O Globo
A entrada de recursos estrangeiros não é exclusividade do Brasil e pode mascarar riscos em momento de aumento de gastos em ano de eleições
A queda do dólar e a entrada de
investidores estrangeiros na Bolsa brasileira neste início de ano podem levar o
Congresso e o governo a uma interpretação equivocada. A de que o mercado
financeiro não está preocupado com as propostas de subsídio dos combustíveis e
os seus impactos sobre as contas públicas. O capital que chega ao país este ano
é atraído pelo bom momento dos preços das commodities e pelo aumento da Taxa
Selic, o que beneficia ações de bancos e instituições financeiras. O risco para
o país é o Congresso se aproveitar dessa “trégua” dos investidores para ampliar
ainda mais as despesas e pressionar a dívida.

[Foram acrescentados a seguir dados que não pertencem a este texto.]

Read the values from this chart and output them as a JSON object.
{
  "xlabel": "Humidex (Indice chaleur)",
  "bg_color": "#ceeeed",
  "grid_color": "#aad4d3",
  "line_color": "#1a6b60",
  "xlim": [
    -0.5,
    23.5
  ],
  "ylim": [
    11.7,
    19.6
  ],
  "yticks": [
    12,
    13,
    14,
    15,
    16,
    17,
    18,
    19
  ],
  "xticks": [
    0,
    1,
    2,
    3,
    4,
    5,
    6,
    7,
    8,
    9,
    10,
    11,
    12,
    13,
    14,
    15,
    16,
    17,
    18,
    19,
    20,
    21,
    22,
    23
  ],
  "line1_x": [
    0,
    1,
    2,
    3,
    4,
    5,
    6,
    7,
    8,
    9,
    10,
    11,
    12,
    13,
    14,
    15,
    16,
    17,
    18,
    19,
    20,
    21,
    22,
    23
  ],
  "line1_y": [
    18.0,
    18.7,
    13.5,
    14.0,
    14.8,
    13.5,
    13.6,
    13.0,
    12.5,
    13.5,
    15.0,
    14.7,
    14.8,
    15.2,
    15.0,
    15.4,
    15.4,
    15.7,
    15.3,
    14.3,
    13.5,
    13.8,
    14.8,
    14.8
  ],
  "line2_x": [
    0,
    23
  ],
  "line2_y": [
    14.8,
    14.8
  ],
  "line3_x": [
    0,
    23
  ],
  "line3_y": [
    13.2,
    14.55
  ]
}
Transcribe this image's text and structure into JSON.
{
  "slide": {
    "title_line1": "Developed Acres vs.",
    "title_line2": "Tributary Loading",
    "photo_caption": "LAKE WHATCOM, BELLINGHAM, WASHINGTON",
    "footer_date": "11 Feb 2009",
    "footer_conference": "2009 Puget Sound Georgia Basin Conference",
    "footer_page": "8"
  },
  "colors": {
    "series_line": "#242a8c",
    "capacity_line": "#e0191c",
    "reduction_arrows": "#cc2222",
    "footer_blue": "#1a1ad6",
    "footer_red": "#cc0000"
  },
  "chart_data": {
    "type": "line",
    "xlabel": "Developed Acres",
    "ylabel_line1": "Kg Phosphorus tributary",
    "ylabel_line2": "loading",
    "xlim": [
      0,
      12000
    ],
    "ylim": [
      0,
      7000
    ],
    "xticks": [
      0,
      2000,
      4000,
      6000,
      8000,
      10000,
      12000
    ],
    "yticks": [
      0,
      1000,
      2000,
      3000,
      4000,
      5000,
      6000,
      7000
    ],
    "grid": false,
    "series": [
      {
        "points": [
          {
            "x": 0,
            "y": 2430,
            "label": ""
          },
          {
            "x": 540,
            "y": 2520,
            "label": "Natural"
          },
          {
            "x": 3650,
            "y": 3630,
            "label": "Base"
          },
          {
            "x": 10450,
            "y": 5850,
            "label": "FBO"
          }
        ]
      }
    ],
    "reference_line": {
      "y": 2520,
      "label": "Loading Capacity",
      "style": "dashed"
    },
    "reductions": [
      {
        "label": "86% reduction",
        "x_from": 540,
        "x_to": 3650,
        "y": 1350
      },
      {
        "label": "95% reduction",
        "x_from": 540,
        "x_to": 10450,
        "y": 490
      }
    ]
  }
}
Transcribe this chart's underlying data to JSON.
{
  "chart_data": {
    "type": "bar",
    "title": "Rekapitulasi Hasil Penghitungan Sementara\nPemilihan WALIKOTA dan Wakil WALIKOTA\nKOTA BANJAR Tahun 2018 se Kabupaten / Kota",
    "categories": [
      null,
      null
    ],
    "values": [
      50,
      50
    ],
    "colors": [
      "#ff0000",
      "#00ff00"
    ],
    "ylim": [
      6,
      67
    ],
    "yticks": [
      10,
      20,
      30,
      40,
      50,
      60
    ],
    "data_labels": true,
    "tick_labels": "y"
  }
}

O economista-chefe do banco digital Modalmais, Álvaro Bandeira, explica que, na visão do mercado financeiro, o ano eleitoral será de ampliação de gastos, independentemente da Bolsa e do câmbio. Por isso, há pouca reação negativa neste momento diante das PECs que circulam no Congresso. O Orçamento, explica, está nas mãos de políticos do centrão, que já deram demonstrações de que farão o que for preciso para ajudar na reeleição do presidente Jair Bolsonaro. Ele acredita que essa piora do quadro fiscal já estava “na conta” dos investidores desde o ano passado, com a mudança na PEC dos Precatórios e seus efeitos sobre o teto de gastos.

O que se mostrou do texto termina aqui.